Gazeta da Torre
O trabalho remoto, os serviços digitais e os encontros
virtuais, até a eclosão da pandemia de covid-19, eram práticas exóticas em todo
o mundo. Forçada pelo confinamento, a adesão aos recursos tecnológicos ocorreu
de forma acelerada e imersiva, mas com um importante detalhe: o seu alcance se
limita a uma pequena parcela da população que atua em profissões intelectuais e
criativas.
Desse modo, de acordo com o cientista-chefe do Instituto
de Tecnologia e Sociedade do Rio de Janeiro (ITS Rio), Ronaldo Lemos, a
evolução tecnológica, caso continue avançando de forma concentrada, esconde, em
si, um risco de cisão social.
“Para este segmento
da sociedade [que trabalha em atividades cognitivas], o processo que a pandemia
desencadeou não tem mais volta. Pelo contrário, vai ser mais aprofundado, e
vamos viver cada vez mais sem a necessidade de ter a presença física”, assegura
Lemos, em entrevista ao UM BRASIL, uma realização da FecomercioSP. “Agora, para
o outro segmento da população – que é majoritário, não tem conectividade, não
são trabalhadores cognitivos, ou seja, trabalham com o próprio corpo ou
precisam fazer deslocamentos pelas cidades –, isso não vai acontecer”, alerta.

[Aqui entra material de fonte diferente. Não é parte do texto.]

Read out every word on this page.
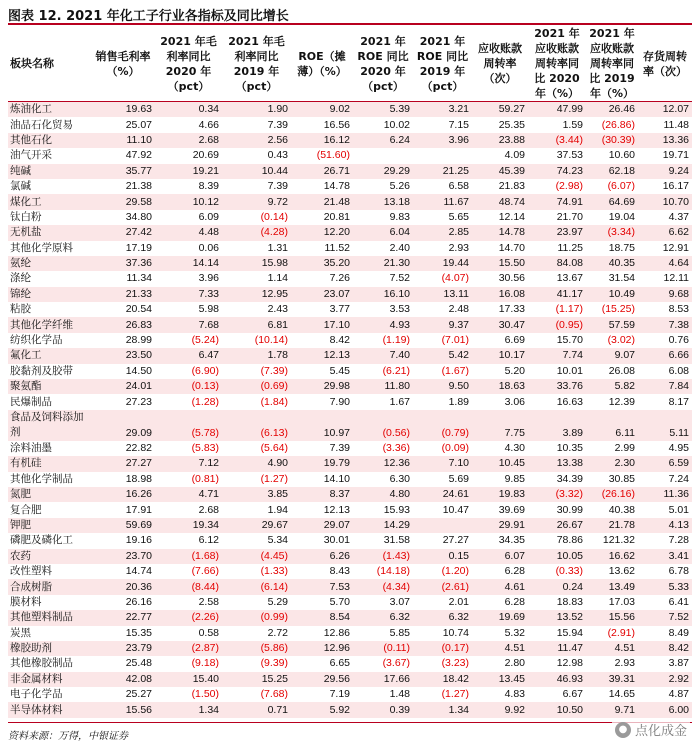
图表 12. 2021 年化工子行业各指标及同比增长
板块名称	销售毛利率（%）	2021 年毛利率同比 2020 年（pct）	2021 年毛利率同比 2019 年（pct）	ROE（摊薄）（%）	2021 年 ROE 同比 2020 年（pct）	2021 年 ROE 同比 2019 年（pct）	应收账款周转率（次）	2021 年应收账款周转率同比 2020 年（%）	2021 年应收账款周转率同比 2019 年（%）	存货周转率（次）
炼油化工	19.63	0.34	1.90	9.02	5.39	3.21	59.27	47.99	26.46	12.07
油品石化贸易	25.07	4.66	7.39	16.56	10.02	7.15	25.35	1.59	(26.86)	11.48
其他石化	11.10	2.68	2.56	16.12	6.24	3.96	23.88	(3.44)	(30.39)	13.36
油气开采	47.92	20.69	0.43	(51.60)			4.09	37.53	10.60	19.71
纯碱	35.77	19.21	10.44	26.71	29.29	21.25	45.39	74.23	62.18	9.24
氯碱	21.38	8.39	7.39	14.78	5.26	6.58	21.83	(2.98)	(6.07)	16.17
煤化工	29.58	10.12	9.72	21.48	13.18	11.67	48.74	74.91	64.69	10.70
钛白粉	34.80	6.09	(0.14)	20.81	9.83	5.65	12.14	21.70	19.04	4.37
无机盐	27.42	4.48	(4.28)	12.20	6.04	2.85	14.78	23.97	(3.34)	6.62
其他化学原料	17.19	0.06	1.31	11.52	2.40	2.93	14.70	11.25	18.75	12.91
氨纶	37.36	14.14	15.98	35.20	21.30	19.44	15.50	84.08	40.35	4.64
涤纶	11.34	3.96	1.14	7.26	7.52	(4.07)	30.56	13.67	31.54	12.11
锦纶	21.33	7.33	12.95	23.07	16.10	13.11	16.08	41.17	10.49	9.68
粘胶	20.54	5.98	2.43	3.77	3.53	2.48	17.33	(1.17)	(15.25)	8.53
其他化学纤维	26.83	7.68	6.81	17.10	4.93	9.37	30.47	(0.95)	57.59	7.38
纺织化学品	28.99	(5.24)	(10.14)	8.42	(1.19)	(7.01)	6.69	15.70	(3.02)	0.76
氟化工	23.50	6.47	1.78	12.13	7.40	5.42	10.17	7.74	9.07	6.66
胶黏剂及胶带	14.50	(6.90)	(7.39)	5.45	(6.21)	(1.67)	5.20	10.01	26.08	6.08
聚氨酯	24.01	(0.13)	(0.69)	29.98	11.80	9.50	18.63	33.76	5.82	7.84
民爆制品	27.23	(1.28)	(1.84)	7.90	1.67	1.89	3.06	16.63	12.39	8.17
食品及饲料添加剂	29.09	(5.78)	(6.13)	10.97	(0.56)	(0.79)	7.75	3.89	6.11	5.11
涂料油墨	22.82	(5.83)	(5.64)	7.39	(3.36)	(0.09)	4.30	10.35	2.99	4.95
有机硅	27.27	7.12	4.90	19.79	12.36	7.10	10.45	13.38	2.30	6.59
其他化学制品	18.98	(0.81)	(1.27)	14.10	6.30	5.69	9.85	34.39	30.85	7.24
氮肥	16.26	4.71	3.85	8.37	4.80	24.61	19.83	(3.32)	(26.16)	11.36
复合肥	17.91	2.68	1.94	12.13	15.93	10.47	39.69	30.99	40.38	5.01
钾肥	59.69	19.34	29.67	29.07	14.29		29.91	26.67	21.78	4.13
磷肥及磷化工	19.16	6.12	5.34	30.01	31.58	27.27	34.35	78.86	121.32	7.28
农药	23.70	(1.68)	(4.45)	6.26	(1.43)	0.15	6.07	10.05	16.62	3.41
改性塑料	14.74	(7.66)	(1.33)	8.43	(14.18)	(1.20)	6.28	(0.33)	13.62	6.78
合成树脂	20.36	(8.44)	(6.14)	7.53	(4.34)	(2.61)	4.61	0.24	13.49	5.33
膜材料	26.16	2.58	5.29	5.70	3.07	2.01	6.28	18.83	17.03	6.41
其他塑料制品	22.77	(2.26)	(0.99)	8.54	6.32	6.32	19.69	13.52	15.56	7.52
炭黑	15.35	0.58	2.72	12.86	5.85	10.74	5.32	15.94	(2.91)	8.49
橡胶助剂	23.79	(2.87)	(5.86)	12.96	(0.11)	(0.17)	4.51	11.47	4.51	8.42
其他橡胶制品	25.48	(9.18)	(9.39)	6.65	(3.67)	(3.23)	2.80	12.98	2.93	3.87
非金属材料	42.08	15.40	15.25	29.56	17.66	18.42	13.45	46.93	39.31	2.92
电子化学品	25.27	(1.50)	(7.68)	7.19	1.48	(1.27)	4.83	6.67	14.65	4.87
半导体材料	15.56	1.34	0.71	5.92	0.39	1.34	9.92	10.50	9.71	6.00
资料来源：万得，中银证券
● 点化成金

Lemos, também professor de Direito na Universidade
Estadual do Rio de Janeiro (UERJ), diz que, no ápice do home office durante a
pandemia, apenas 12,7% dos trabalhadores brasileiros estavam cumprindo o
expediente em casa. Com isso, ele argumenta que a separação entre aqueles que
têm acesso irrestrito ao universo digital daqueles que pouco fazem uso dos
dispositivos tecnológicos pode agravar a questão da desigualdade social do
País.
“A pandemia acelerou este processo de transformação, mas
evidenciou e trouxe um desafio que já existia, que é a questão da desigualdade,
mas de forma muito mais radical, porque aqui tem o perigo de cisão mesmo – um
segmento da sociedade decola e vira espaçonave e outro fica para trás, aterrado,
sem as possibilidades que este que se deslocou da presença física vai ter”,
conjectura.
“Meu temor é que tenhamos uma divisão mesmo, até
cultural, entre duas novas classes, que passariam a ser mais demarcadas, com
modos de trabalho, vida, valores, interações culturais, desejos e aspirações
muito diferentes”, especula o professor.
De acordo com Lemos, além da inclusão digital, o Brasil
precisa de um plano para lidar com o avanço da automação gerado pelo
desenvolvimento de Inteligências Artificiais (IAs). Caso contrário, o País deve
perder muitos empregos no futuro.
“Se a gente puder resumir o desafio do Brasil em uma
única frase, seria a seguinte: precisamos aprender a transformar conhecimento
em valores econômico e social. O Brasil já é relativamente bom em transformar
recursos da natureza em valor econômico – fazemos isso no agronegócio e na
mineração. Mas, no mundo em que vivemos hoje, isso não é suficiente. Então, o
desafio do País é conseguir transformar conhecimento em produto, serviço e
desenvolvimento. Esta é a nossa tarefa”, frisa.